September 2021 · By Andrew Sutherland
After founding and leading Quizlet for nearly fifteen years, I left last year. This is the first time I’ve written about it.
I started Quizlet while I was in high school because I wanted a tool to help me learn French. It has become a ubiquitous tool, used by the vast majority of teachers and students in the U.S. and soon the world. They use it to learn every imaginable thing.
I worked on Quizlet non-stop—through high school, through college, through all of my twenties. I didn’t really have other hobbies. I poured my heart and soul into making it work. The company almost died several times in the early years. But Quizlet continued to grow. In 2015, after ten years of bootstrapping, we raised money from a group of investors.
After raising money, Quizlet kicked into high gear. We grew quickly—the team, the users, the revenue.
I loved the work. I loved making a product that people adored, and that genuinely helped them. We had many stories of kids who’d transformed their whole outlook on education after finding Quizlet. I loved interviewing new people to join our team. I loved mentoring engineers. I loved getting 360-degree feedback from everyone on the team and seeing how I’d grown and how much further I had to go.
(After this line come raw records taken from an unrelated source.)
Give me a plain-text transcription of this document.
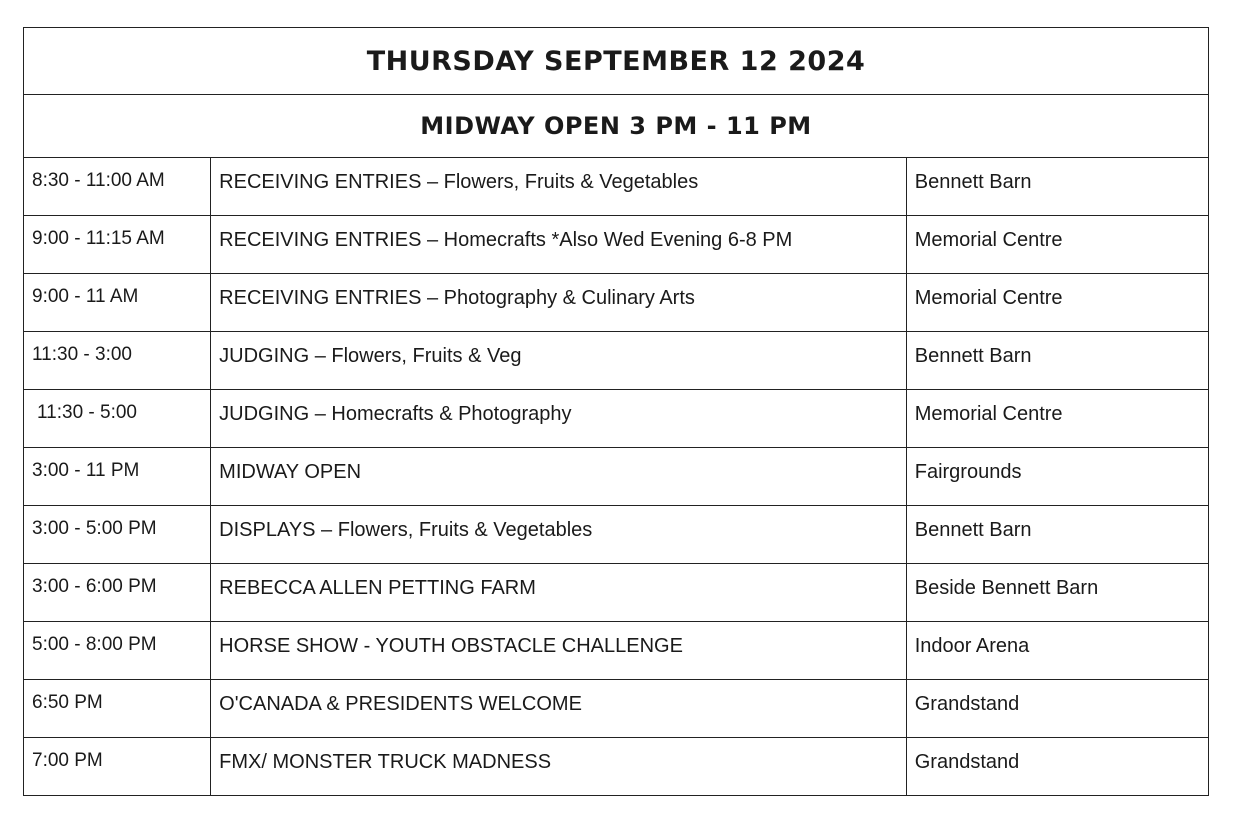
THURSDAY SEPTEMBER 12 2024		
MIDWAY OPEN 3 PM - 11 PM		

8:30 - 11:00 AM	RECEIVING ENTRIES – Flowers, Fruits & Vegetables	Bennett Barn

9:00 - 11:15 AM	RECEIVING ENTRIES – Homecrafts *Also Wed Evening 6-8 PM	Memorial Centre

9:00 - 11 AM	RECEIVING ENTRIES – Photography & Culinary Arts	Memorial Centre

11:30 - 3:00	JUDGING – Flowers, Fruits & Veg	Bennett Barn

11:30 - 5:00	JUDGING – Homecrafts & Photography	Memorial Centre

3:00 - 11 PM	MIDWAY OPEN	Fairgrounds

3:00 - 5:00 PM	DISPLAYS – Flowers, Fruits & Vegetables	Bennett Barn

3:00 - 6:00 PM	REBECCA ALLEN PETTING FARM	Beside Bennett Barn

5:00 - 8:00 PM	HORSE SHOW - YOUTH OBSTACLE CHALLENGE	Indoor Arena

6:50 PM	O'CANADA & PRESIDENTS WELCOME	Grandstand

7:00 PM	FMX/ MONSTER TRUCK MADNESS	Grandstand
I loved staying up late at night, writing code that would change how millions of people learn. I loved chatting with teachers during classroom visits all over the world, hearing what they wanted from their students and their tools. I loved working with a team that deeply cared about learning.
Eventually I found myself adrift. I was the founder and CTO, but I wasn’t the CEO, and I had begun to disagree with the direction the rest of the exec team wanted to go. And if I’m honest, I was tired of working on roughly the same problem I started thinking about when I was 15. Sure, there were a million new problems encountered along the way. Quizlet was succeeding, but I needed a change.
So I left. I felt like I had been riding a train, the same one I’d been riding since I was 15, and it had just dropped me off in the middle of nowhere. What now? I’d poured my entire adult life into this one cause, my identity tightly intertwined with my software-baby. Who am I without Quizlet, I wondered.
In the past year, I’ve redeveloped a sense of wonder and nurtured a wide breadth of interests. I’ve been exploring the depths of education policy, which led me to housing policy and structural political reform. I’ve taught a course on programming, a class about learning at MIT, and life skills to teenagers deep in the wilderness. I’ve invested in a number of new companies. I’ve joined two boards. I’ve been spending time on the proverbial and literal beach.
A profound change has been one of loosening. When I was at Quizlet, I was too keenly aware of the impact of my words and actions; one improperly phrased suggestion could send a team on a wild goose chase. Now, as a unit of one, I can be weirder. Weirder and goofier. The website you’re on now reflects this new changed me.
In some unexpected sense, I don’t feel like I have anything to prove to other people anymore. I just have things to prove to myself. I would like to use my talents, wealth, and connections to do great things in the world.
This thought comes to me often: If at age 15, being a beginner at everything, I could set myself on a path of such incredible growth, joy, intensity, then what, at age 31, is the equivalent beginner state? How do I get as much hard-won growth out of the next 15 years as I got out of the last 15?
There are seismic changes happening in education, in our climate, in politics, and in technology. I’m immensely enjoying being fully open to new possibilities. I’ll find something big to do when it’s time.